By this reflection, we have arrived at our next law of economics:
The law of increasing marginal costs: an operation running at peak efficiency will experience a higher cost of production per output unit with further attempts at increasing production
I would ask you to stand still for a while and appreciate the beautiful symmetry with the 'law of decreasing marginal utility'. We will not drink unlimited beer because of two reasons: drinking more and more beers give us less and less pleasure while at the same time producing more and more beers costs (proportionally) more and more.
An important consideration is that we are talking about marginal costs: this means that we shouldn't be concerned with costs like building the factory as this cost doesn't change when producing more beers within that factory: it is not a cost you have to think about when you produce 1 more beer than you are currently producing.

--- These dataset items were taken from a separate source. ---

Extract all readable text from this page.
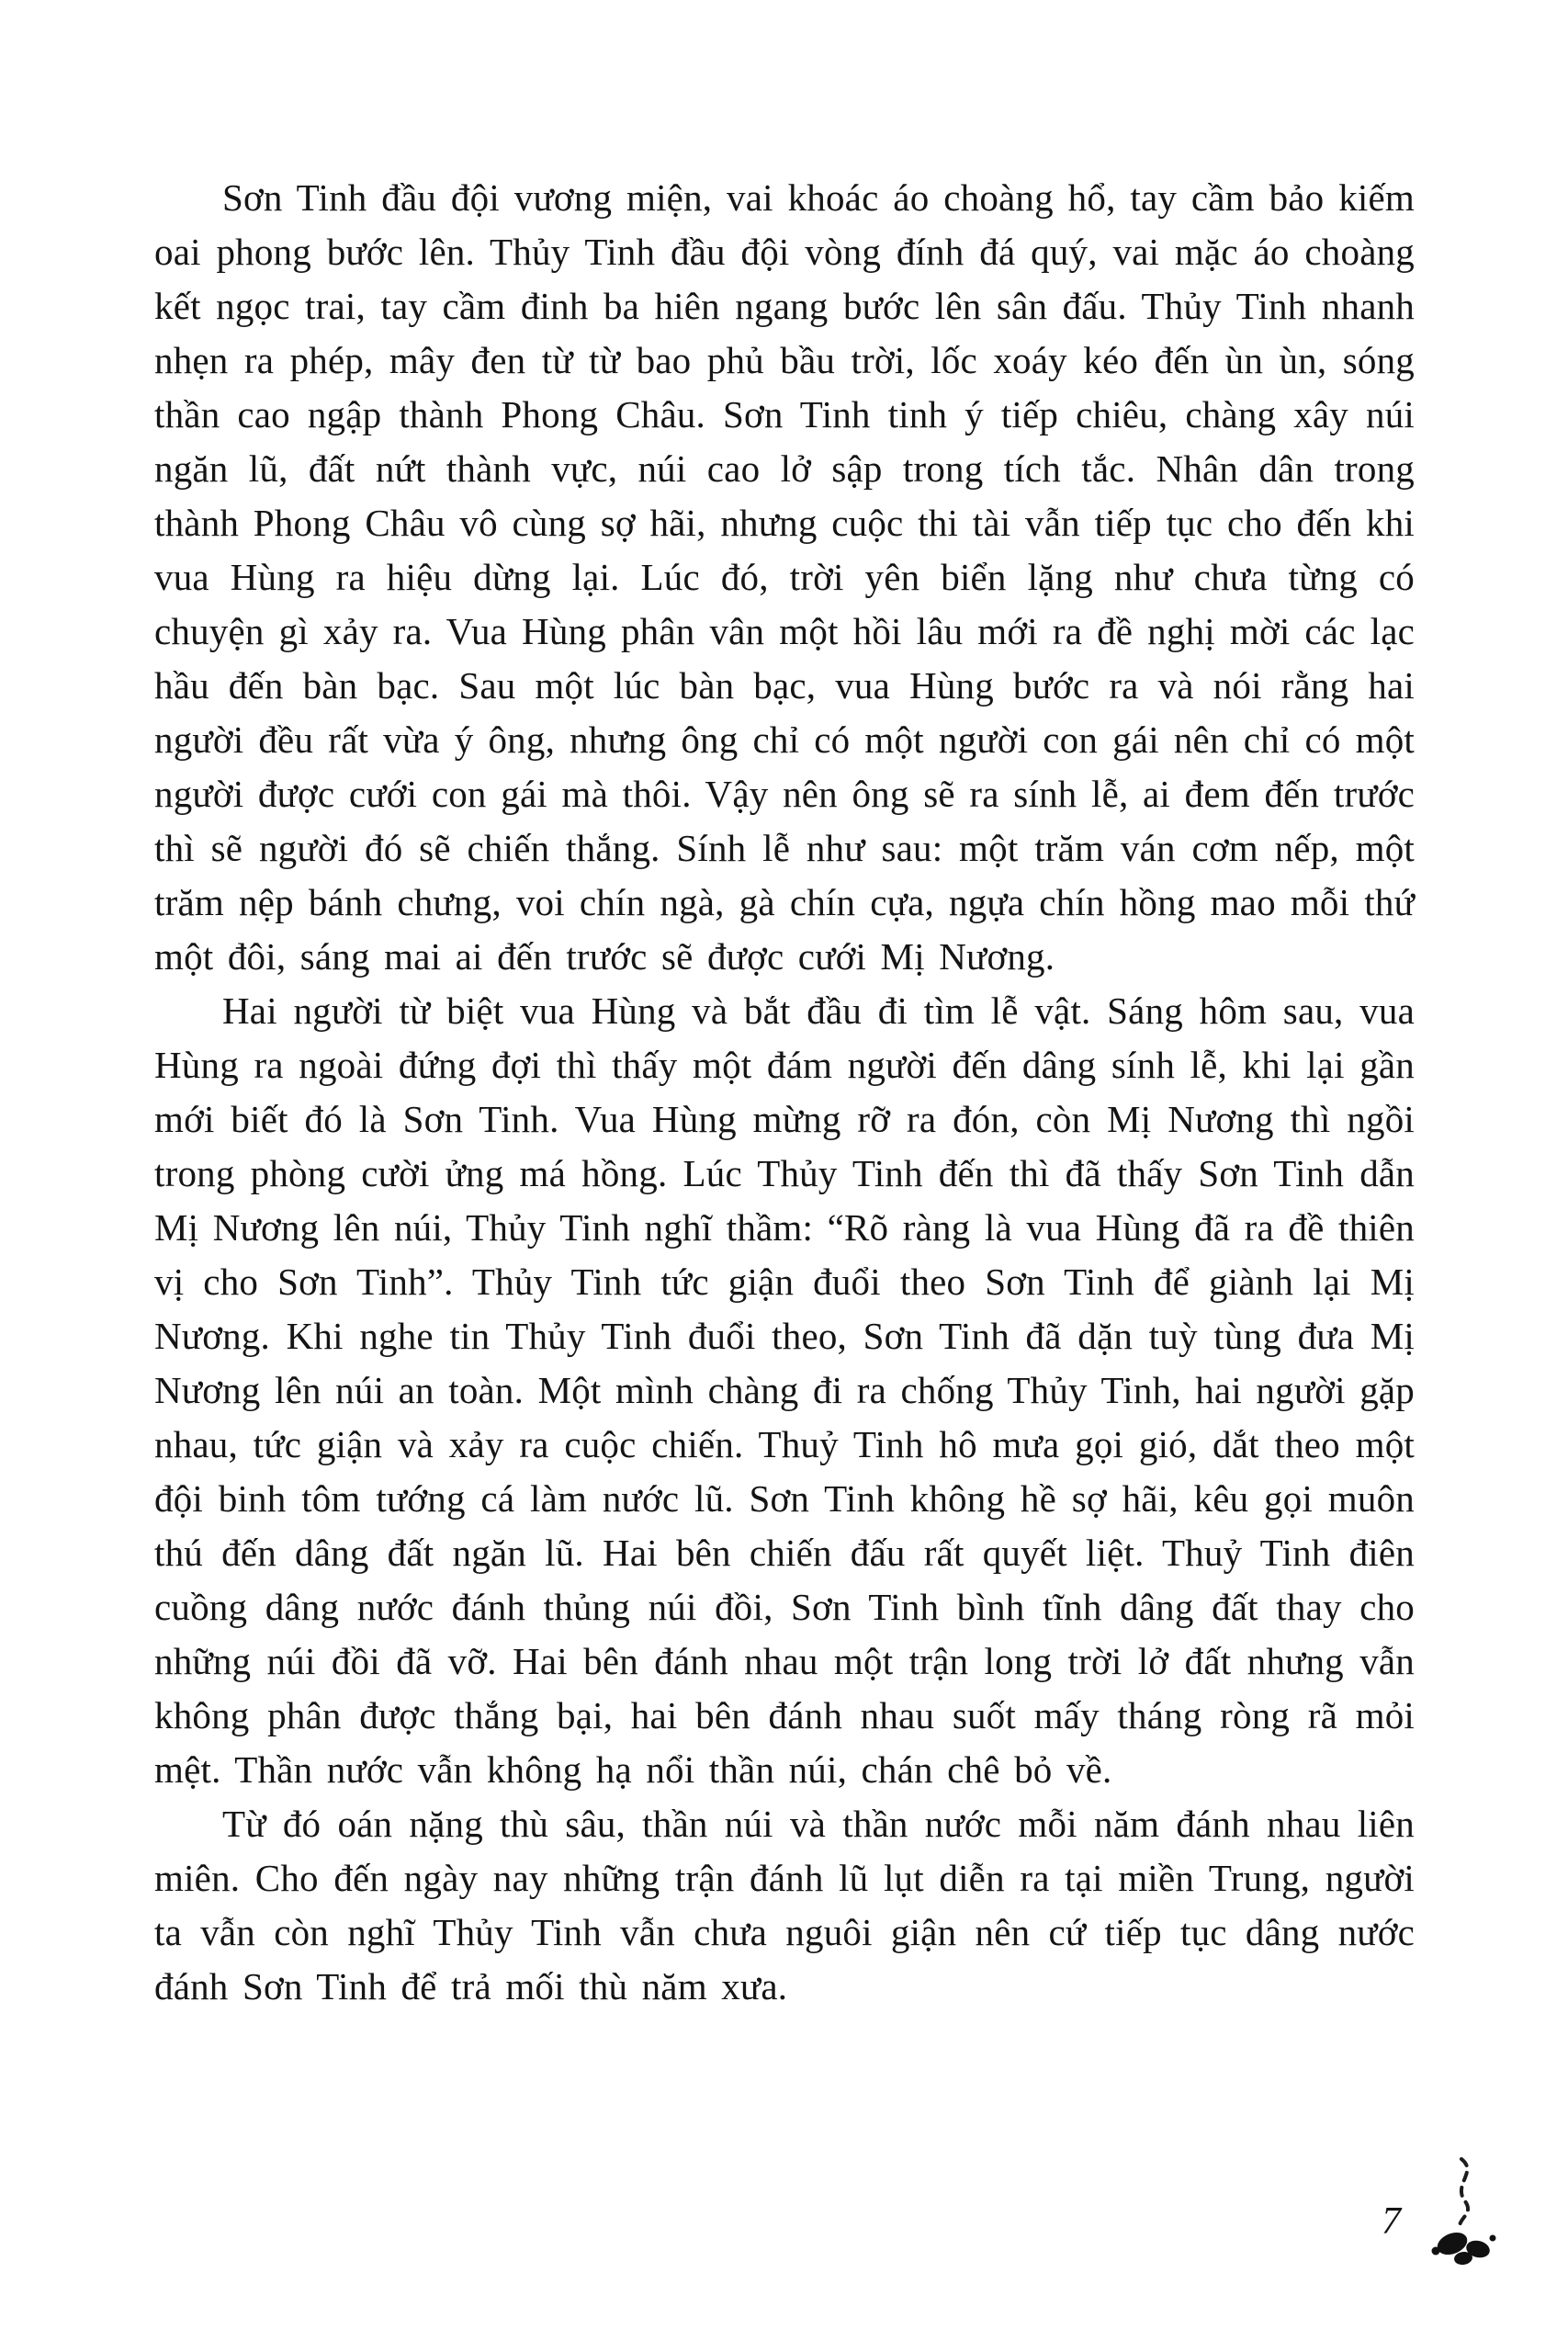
Sơn Tinh đầu đội vương miện, vai khoác áo choàng hổ, tay cầm bảo kiếm oai phong bước lên. Thủy Tinh đầu đội vòng đính đá quý, vai mặc áo choàng kết ngọc trai, tay cầm đinh ba hiên ngang bước lên sân đấu. Thủy Tinh nhanh nhẹn ra phép, mây đen từ từ bao phủ bầu trời, lốc xoáy kéo đến ùn ùn, sóng thần cao ngập thành Phong Châu. Sơn Tinh tinh ý tiếp chiêu, chàng xây núi ngăn lũ, đất nứt thành vực, núi cao lở sập trong tích tắc. Nhân dân trong thành Phong Châu vô cùng sợ hãi, nhưng cuộc thi tài vẫn tiếp tục cho đến khi vua Hùng ra hiệu dừng lại. Lúc đó, trời yên biển lặng như chưa từng có chuyện gì xảy ra. Vua Hùng phân vân một hồi lâu mới ra đề nghị mời các lạc hầu đến bàn bạc. Sau một lúc bàn bạc, vua Hùng bước ra và nói rằng hai người đều rất vừa ý ông, nhưng ông chỉ có một người con gái nên chỉ có một người được cưới con gái mà thôi. Vậy nên ông sẽ ra sính lễ, ai đem đến trước thì sẽ người đó sẽ chiến thắng. Sính lễ như sau: một trăm ván cơm nếp, một trăm nệp bánh chưng, voi chín ngà, gà chín cựa, ngựa chín hồng mao mỗi thứ một đôi, sáng mai ai đến trước sẽ được cưới Mị Nương.

Hai người từ biệt vua Hùng và bắt đầu đi tìm lễ vật. Sáng hôm sau, vua Hùng ra ngoài đứng đợi thì thấy một đám người đến dâng sính lễ, khi lại gần mới biết đó là Sơn Tinh. Vua Hùng mừng rỡ ra đón, còn Mị Nương thì ngồi trong phòng cười ửng má hồng. Lúc Thủy Tinh đến thì đã thấy Sơn Tinh dẫn Mị Nương lên núi, Thủy Tinh nghĩ thầm: “Rõ ràng là vua Hùng đã ra đề thiên vị cho Sơn Tinh”. Thủy Tinh tức giận đuổi theo Sơn Tinh để giành lại Mị Nương. Khi nghe tin Thủy Tinh đuổi theo, Sơn Tinh đã dặn tuỳ tùng đưa Mị Nương lên núi an toàn. Một mình chàng đi ra chống Thủy Tinh, hai người gặp nhau, tức giận và xảy ra cuộc chiến. Thuỷ Tinh hô mưa gọi gió, dắt theo một đội binh tôm tướng cá làm nước lũ. Sơn Tinh không hề sợ hãi, kêu gọi muôn thú đến dâng đất ngăn lũ. Hai bên chiến đấu rất quyết liệt. Thuỷ Tinh điên cuồng dâng nước đánh thủng núi đồi, Sơn Tinh bình tĩnh dâng đất thay cho những núi đồi đã vỡ. Hai bên đánh nhau một trận long trời lở đất nhưng vẫn không phân được thắng bại, hai bên đánh nhau suốt mấy tháng ròng rã mỏi mệt. Thần nước vẫn không hạ nổi thần núi, chán chê bỏ về.

Từ đó oán nặng thù sâu, thần núi và thần nước mỗi năm đánh nhau liên miên. Cho đến ngày nay những trận đánh lũ lụt diễn ra tại miền Trung, người ta vẫn còn nghĩ Thủy Tinh vẫn chưa nguôi giận nên cứ tiếp tục dâng nước đánh Sơn Tinh để trả mối thù năm xưa.

7
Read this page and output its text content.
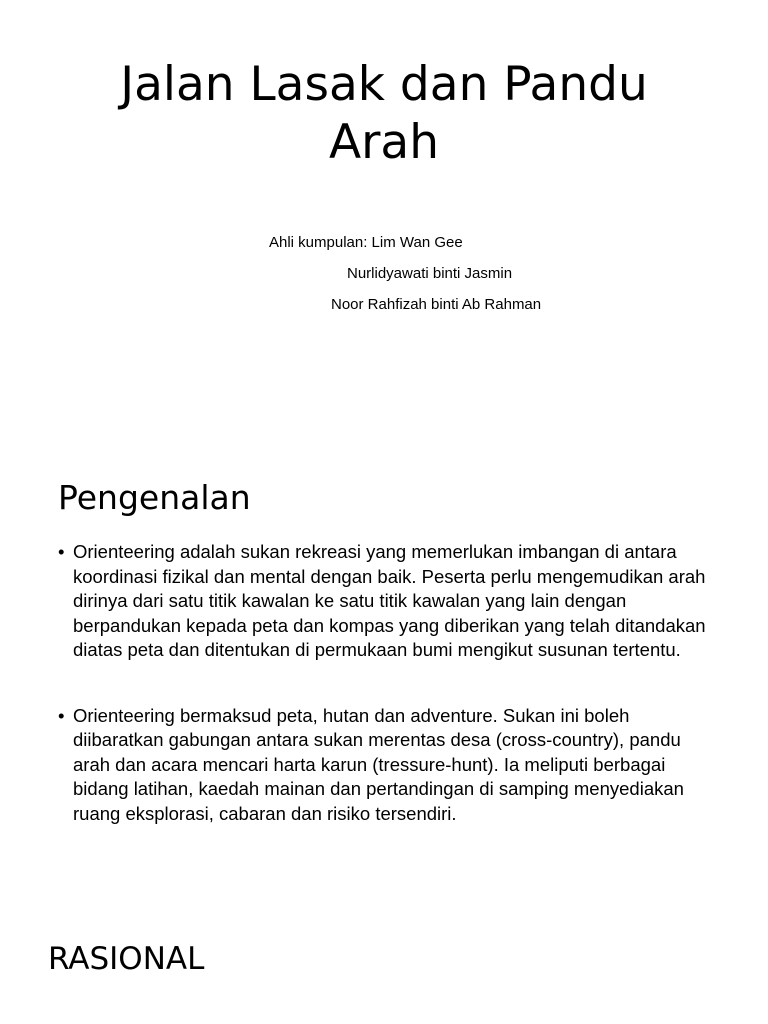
Jalan Lasak dan Pandu
Arah
Ahli kumpulan: Lim Wan Gee
Nurlidyawati binti Jasmin
Noor Rahfizah binti Ab Rahman
Pengenalan
• Orienteering adalah sukan rekreasi yang memerlukan imbangan di antara koordinasi fizikal dan mental dengan baik. Peserta perlu mengemudikan arah dirinya dari satu titik kawalan ke satu titik kawalan yang lain dengan berpandukan kepada peta dan kompas yang diberikan yang telah ditandakan diatas peta dan ditentukan di permukaan bumi mengikut susunan tertentu.
• Orienteering bermaksud peta, hutan dan adventure. Sukan ini boleh diibaratkan gabungan antara sukan merentas desa (cross-country), pandu arah dan acara mencari harta karun (tressure-hunt). Ia meliputi berbagai bidang latihan, kaedah mainan dan pertandingan di samping menyediakan ruang eksplorasi, cabaran dan risiko tersendiri.
RASIONAL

Practically, in order to construct a supply curve we can imagine the following course of action:
First, we travel around the world interviewing all people who are already brewing beer and all people who might be capable of starting to brew beer in the (near) future. We ask all of them how much beer they can produce and what are their (marginal) costs to produce that amount (marginal => excluding costs like building the factory or getting the license).
We then take all of these estimates, order them from low cost to high cost and put them in our graph, just as in the case of our demand curve. If we have enough suppliers, with a lot of different prices for different quantities, we will eventually end up with the following (smooth) graph: the total market supply curve:
Total amount of beer consumed and produced worldwide?
Now that we have understood and constructed a demand & supply curve, we can put them together to see what will happen on the total market of beer.
Let me start with putting the two curves together:
Just to reiterate: the demand curve (the curve sloping down) represents the customers' decreasing pleasure for every additional beer they drink. The supply curve (the curve sloping up) on the other hand, represents the increasing costs (per beer) of producing more and more beers.
The intersection of both curves gives us the equilibirum price and quantity.
This makes most sense when you look at the price and then wonder how much consumers will prefer to consume for that price versus how much producers will prefer to produce for that price.
If the price is higher than the equilibrium price, there will be overproduction: less beer will be drunk because there will be less people with pleasure > price. On the other hand, there will be more beer brewed because there will be more producers with costs < price.
If the price is lower than the equilibirum price, there will be underproduction: more beer will be drunk but less beer will be produced.
In both these situations, the price will change until the quantity produced equals the quantity consumed at the equilibrium price. This is the price and quantity at the intersection of the demand and supply curve.
You can congratulate yourself: we now know how many beers will be drunk worldwide!